In May of 2013, NIH researchers published their findings on the rise in the incidence of autism.  It correlates with an increased use of acetaminophen. (   http://www.ncbi.nlm.nih.gov/pmc/articles/PMC3673819/  )  The NIH study did not say Tylenol causes autism. I bet you could show that increased consumption of colorful-dye number 72 in Happy Meals and KidCuisines  also correlates with a rise in autism and the use of acetaminophen.  This does NOT mean eating Dye #72 makes you take more Tylenol and subsequently develop autism.
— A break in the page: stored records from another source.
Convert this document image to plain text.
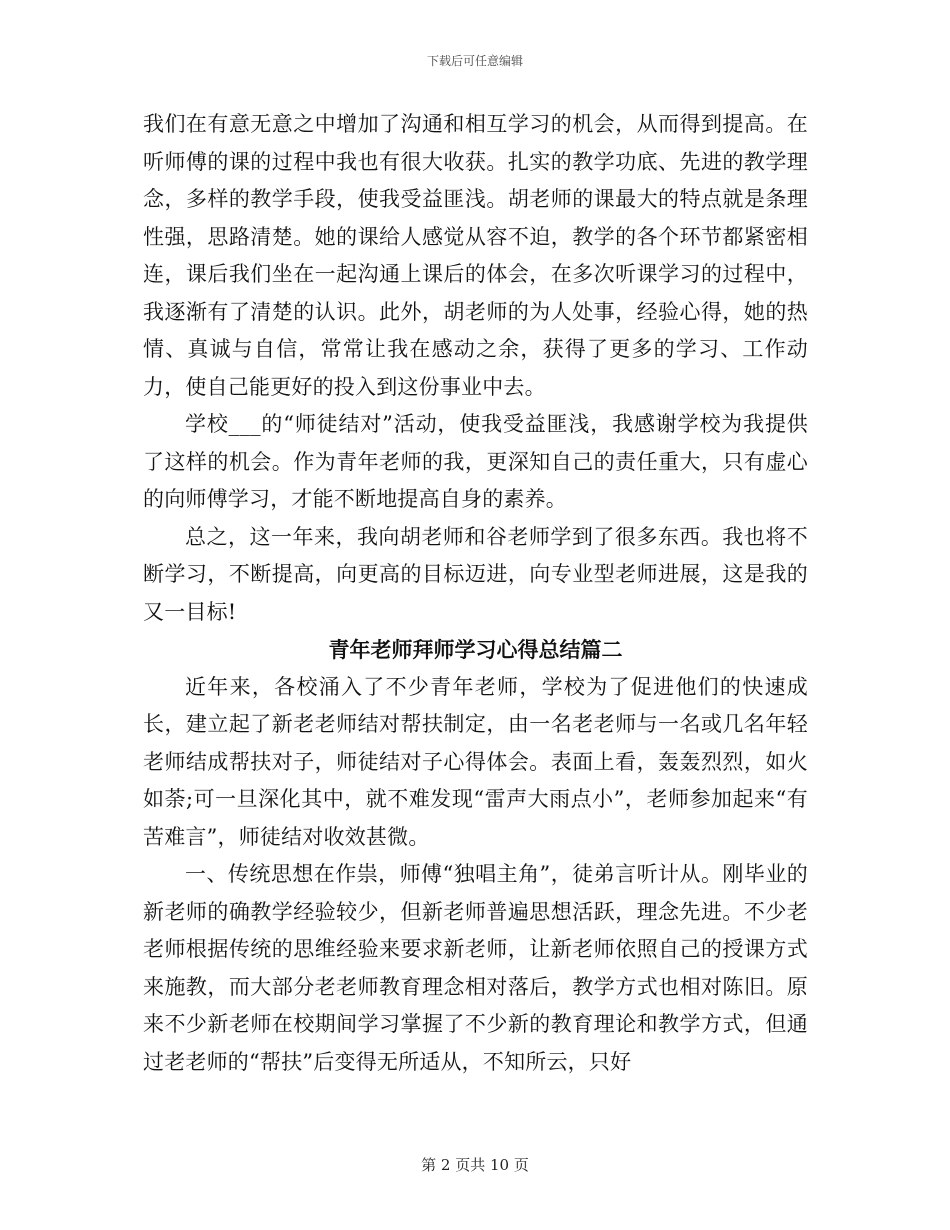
下载后可任意编辑

我们在有意无意之中增加了沟通和相互学习的机会，从而得到提高。在听师傅的课的过程中我也有很大收获。扎实的教学功底、先进的教学理念，多样的教学手段，使我受益匪浅。胡老师的课最大的特点就是条理性强，思路清楚。她的课给人感觉从容不迫，教学的各个环节都紧密相连，课后我们坐在一起沟通上课后的体会，在多次听课学习的过程中，我逐渐有了清楚的认识。此外，胡老师的为人处事，经验心得，她的热情、真诚与自信，常常让我在感动之余，获得了更多的学习、工作动力，使自己能更好的投入到这份事业中去。

学校___的“师徒结对”活动，使我受益匪浅，我感谢学校为我提供了这样的机会。作为青年老师的我，更深知自己的责任重大，只有虚心的向师傅学习，才能不断地提高自身的素养。

总之，这一年来，我向胡老师和谷老师学到了很多东西。我也将不断学习，不断提高，向更高的目标迈进，向专业型老师进展，这是我的又一目标!

青年老师拜师学习心得总结篇二

近年来，各校涌入了不少青年老师，学校为了促进他们的快速成长，建立起了新老老师结对帮扶制定，由一名老老师与一名或几名年轻老师结成帮扶对子，师徒结对子心得体会。表面上看，轰轰烈烈，如火如荼;可一旦深化其中，就不难发现“雷声大雨点小”，老师参加起来“有苦难言”，师徒结对收效甚微。

一、传统思想在作祟，师傅“独唱主角”，徒弟言听计从。刚毕业的新老师的确教学经验较少，但新老师普遍思想活跃，理念先进。不少老老师根据传统的思维经验来要求新老师，让新老师依照自己的授课方式来施教，而大部分老老师教育理念相对落后，教学方式也相对陈旧。原来不少新老师在校期间学习掌握了不少新的教育理论和教学方式，但通过老老师的“帮扶”后变得无所适从，不知所云，只好

第 2 页共 10 页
Correlation does not mean cause.  

It means pay attention.   A study published in the Journal of the American Medical Association, JAMAPediatrics, last week (February 24, 2014) suggests that there might be an association between how much acetaminophen a woman takes while pregnant and a later diagnosis of ADHD for her child. (You can read the abstract  here.)  Attention and focus problems are on the rise, at lease in the Danish study population cited by this medical journal.  The study correlates the how much Tylenol a pregnant woman takes with how likely her child is to have a diagnosis like ADHD.  Again, correlation does not equal cause.

One thing I learned is that the Tylenol molecule ( N -ace tylpara -aminoph enol) is an endocrine disruptor.  Doctor’s have coined a buzz word for these molecules that interferes with the body’s hormone balance and metabolism.  There are lots of these molecules in our environment, and as you might guess, scientists don’t fully understand all this endocrine disruption yet.  If you are interested in the basic science research, you can read more about endocrine disruptors  here.  

Back to the fact that doctors have been recommending Tylenol for more than fifty years as safe and effective. We know parents want risk-free and painless, ‘safe and effective’ for our kids.  Emerging research on Tylenol might be another Wake-Up Call for parents and pediatricians though.  Nothing is risk-free.  We should always be asking if the benefit of anything a doctor recommends will truly outweigh the known risks.   ‘Safe and effective’ does have a price.  Sometimes we have to pay attention for a long time to see what that price tag might be. You’ve noticed, I’m sure, that my train of thought has been all over the place in this blog.  When I did the math, I was reassured to find that Tylenol hadn’t been in widespread use when my mother was having her babies.  I come by my short attention span honestly.